After joining the University of Sydney as a lecturer in geophysics in 1993, Müller established the University of Sydney Institute of Marine Science and built the EarthByte research group. He has been mainly active in research in the area of plate tectonics using GPlates software that has been developed under his leadership at the EarthByte group.

Research highlights

Müller leads an international research effort that developed and continues to refine a Virtual Earth Laboratory to develop custom software, workflows and research data to produce interactive, open-
access models and visualisations of Earth's dynamic history, especially focused on the ocean
basins. It has led to numerous discoveries that have transformed our fundamental understanding
of the Earth's evolution, environments and geological resources.
In one of his most cited work, Müller led the construction of the first digital grid of the geological age of the world's ocean basins which became the resource for hundreds of publications. Using ocean basin reconstructions, his team showed that the ancient Izanagi mid-ocean ridge was destroyed when it plunged beneath an area stretching from Korea to north of Japan. Müller also used reconstructions of the age-area distribution of the ocean basins to demonstrate that long-term sea-level variations over 100 metres in amplitude have been driven by plate tectonics and changing ocean basin volumes.
Müller was the first to apply internet-based data-mining algorithms to earthquake hazard mapping, finding that nearly all of the largest earthquakes of the past century have been associated with regions where oceanic fracture zones intersect deep-sea trenches. Using this technique, he identified the region of the unexpected 2011 Tōhoku Earthquake as a major risk area. Using spatio-temporal data mining, his team also constructed the first prospectivity map for Australian opal, revealing that it occurs where Cretaceous shallow seas and river systems alternated in Australia's Great Artesian Basin, followed by uplift. One of these areas, south of Lightning Ridge, was subsequently found to host precious opal, supporting the validity of the prospectivity map.
Müller teamed up with a sedimentologists and machine learning experts to use big data analysis to construct the first digital map of the geology of the seafloor. He subsequently showed that a wide belt of rapid sedimentation rates along the Southeast Indian Ridge is a global anomaly and occurs in a region of low surface productivity bounded by two major disconformity fields. He used a high-resolution numerical ocean circulation model in collaboration with two oceanographers to demonstrate that the disconformity fields occur in regions of intense bottom current activity where current speeds reach 0.2 m/s and are favourable for generating intense nepheloid layers.

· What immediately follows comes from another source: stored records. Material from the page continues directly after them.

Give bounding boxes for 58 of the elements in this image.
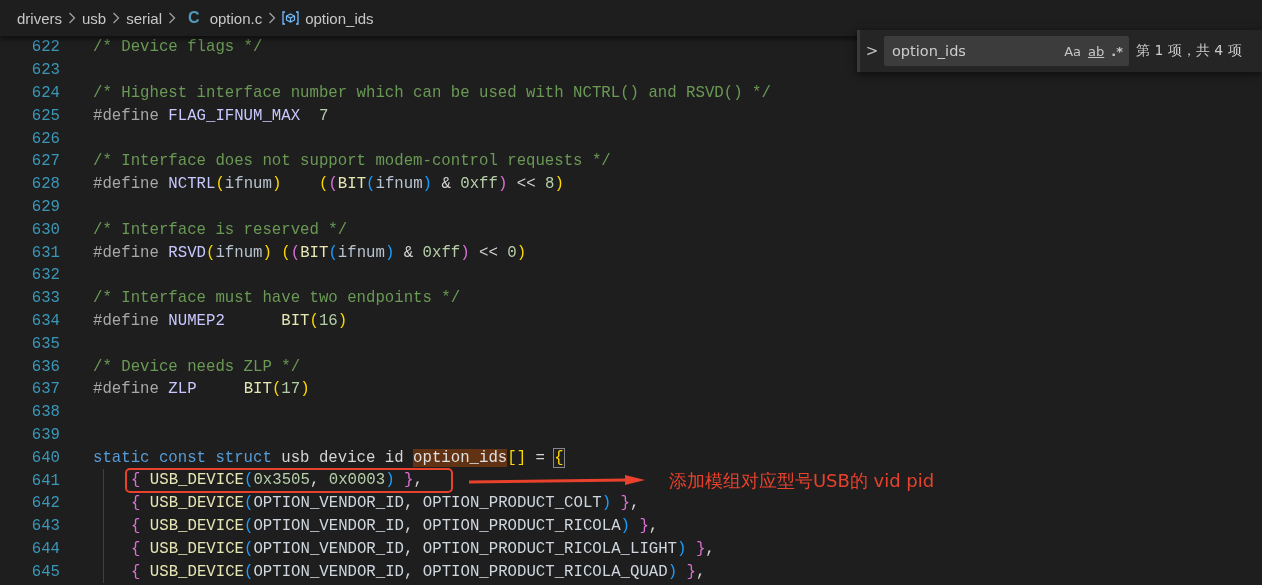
code-line: /* Device flags */ <box>93 38 263 57</box>
line-number: 634 <box>30 311 60 330</box>
line-number: 639 <box>30 425 60 444</box>
cube-icon <box>282 11 300 25</box>
code-line: /* Highest interface number which can be used with NCTRL() and RSVD() */ <box>93 84 771 102</box>
line-number: 624 <box>30 84 60 102</box>
c-file-icon: C <box>188 9 200 27</box>
breadcrumb-item[interactable]: drivers <box>17 9 62 27</box>
breadcrumb-item[interactable]: option.c <box>209 9 263 27</box>
line-number: 631 <box>30 243 60 262</box>
line-number: 629 <box>30 197 60 216</box>
code-line: #define ZLP BIT(17) <box>93 380 310 399</box>
code-line: #define NCTRL(ifnum) ((BIT(ifnum) & 0xff) << 8) <box>93 175 564 194</box>
breadcrumb-item[interactable]: usb <box>82 9 107 27</box>
chevron-right-icon <box>68 12 76 24</box>
line-number: 630 <box>30 220 60 239</box>
line-number: 640 <box>30 448 60 467</box>
line-number: 636 <box>30 357 60 376</box>
code-line: { USB_DEVICE(OPTION_VENDOR_ID, OPTION_PRODUCT_RICOLA_QUAD) }, <box>131 562 706 581</box>
line-number: 643 <box>30 517 60 536</box>
search-field[interactable]: option_ids Aa ab .* <box>884 36 1129 66</box>
code-line: #define FLAG_IFNUM_MAX 7 <box>93 106 329 125</box>
line-number: 626 <box>30 129 60 148</box>
annotation-text: 添加模组对应型号USB的 vid pid <box>668 468 935 493</box>
line-number: 637 <box>30 380 60 399</box>
match-count: 第 1 项，共 4 项 <box>1136 42 1242 60</box>
expand-toggle[interactable]: > <box>860 42 884 60</box>
line-number: 645 <box>30 562 60 581</box>
line-number: 641 <box>30 471 60 490</box>
code-line: static const struct usb device id option_ids[] = { <box>93 448 564 467</box>
breadcrumb-item[interactable]: serial <box>126 9 163 27</box>
code-line: #define RSVD(ifnum) ((BIT(ifnum) & 0xff) << 0) <box>93 243 527 262</box>
line-number: 625 <box>30 106 60 125</box>
line-number: 638 <box>30 403 60 422</box>
code-line: /* Interface must have two endpoints */ <box>93 289 461 308</box>
search-option-toggle[interactable]: Aa <box>1064 43 1082 59</box>
line-number: 628 <box>30 175 60 194</box>
code-line: { USB_DEVICE(OPTION_VENDOR_ID, OPTION_PRODUCT_RICOLA) }, <box>131 517 659 536</box>
search-option-toggle[interactable]: ab <box>1088 43 1105 59</box>
code-line: /* Interface does not support modem-control requests */ <box>93 152 611 171</box>
line-number: 633 <box>30 289 60 308</box>
chevron-right-icon <box>168 12 177 24</box>
chevron-right-icon <box>112 12 121 24</box>
line-number: 627 <box>30 152 60 171</box>
line-number: 635 <box>30 334 60 353</box>
code-line: #define NUMEP2 BIT(16) <box>93 311 348 330</box>
search-option-toggle[interactable]: .* <box>1111 43 1123 59</box>
chevron-right-icon <box>268 12 277 24</box>
line-number: 632 <box>30 266 60 285</box>
line-number: 622 <box>30 38 60 57</box>
code-line: { USB_DEVICE(OPTION_VENDOR_ID, OPTION_PRODUCT_RICOLA_LIGHT) }, <box>131 539 715 558</box>
line-number: 642 <box>30 494 60 513</box>
code-line: /* Device needs ZLP */ <box>93 357 301 376</box>
line-number: 644 <box>30 539 60 558</box>
code-line: /* Interface is reserved */ <box>93 220 348 239</box>
code-line: { USB_DEVICE(OPTION_VENDOR_ID, OPTION_PRODUCT_COLT) }, <box>131 494 640 513</box>
breadcrumb-item[interactable]: option_ids <box>305 9 374 27</box>
line-number: 623 <box>30 61 60 80</box>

Müller currently leads an Australian Research Council Industry Transformation Research Centre called the Basin Genesis Hub which has five industry and four university partners. The hub is undertaking the simultaneous modelling of deep-Earth and surface processes, from basin scale to individual sediment grains, and developing cutting-edge basin simulations for an improved understanding of the structure and evolution of sedimentary basins. The Basin Hub's recently developed Badlands software is now being used to simulate erosion and sedimentation, modelling the evolution of river systems and transport of terrigenous sediments into sedimentary basins through time in high resolution.

Honours and awards

His awards include:
The international EarthByte e-research group lead by Müller has over 100 members from seven countries.

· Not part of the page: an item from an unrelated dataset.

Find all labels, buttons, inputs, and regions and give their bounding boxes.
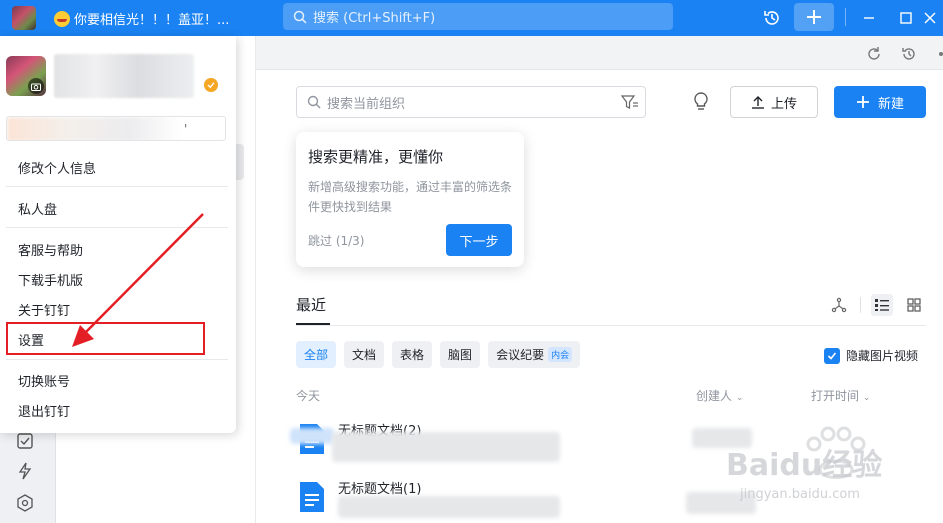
annotation-arrow	[72, 213, 204, 347]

His research has influenced geoscience education of the public and universities.
The global impact of GPlates on end-users is illustrated by the recent development of the
powerful, interactive online GPlates portal allowing anyone to view global digital data sets of the ocean basins and visualise the plate tectonic evolution of the Earth.
Müller has published more than 250 peer-reviewed articles, of which some appear in prestigious journals such as
Nature, Nature Geoscience, Nature Communications Science, and Geology.

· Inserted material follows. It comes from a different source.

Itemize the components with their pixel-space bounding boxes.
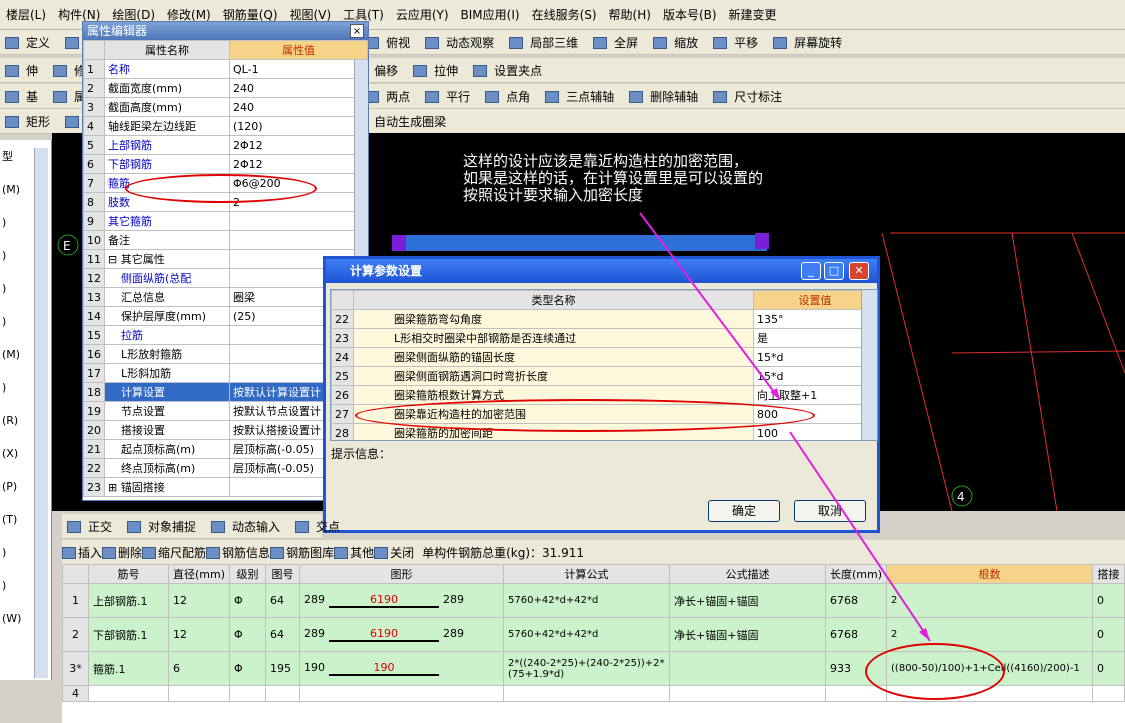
arrow-overlay [639, 212, 931, 642]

His map of the age of the ocean basins has been incorporated into Microsoft's digital Encarta
atlas, and four textbooks exhibited in museums in the US, Japan, and Austria. In 2015, Müller
contributed a plate tectonic animation to NOAA Science on a Sphere program, utilising
their interactive 3D spherical projection systems that are installed at museums, universities and
schools.
In November 2019, he was listed among the top 14 highly cited researchers at the University of Sydney with h-index of 73 and more than 20,000 citations.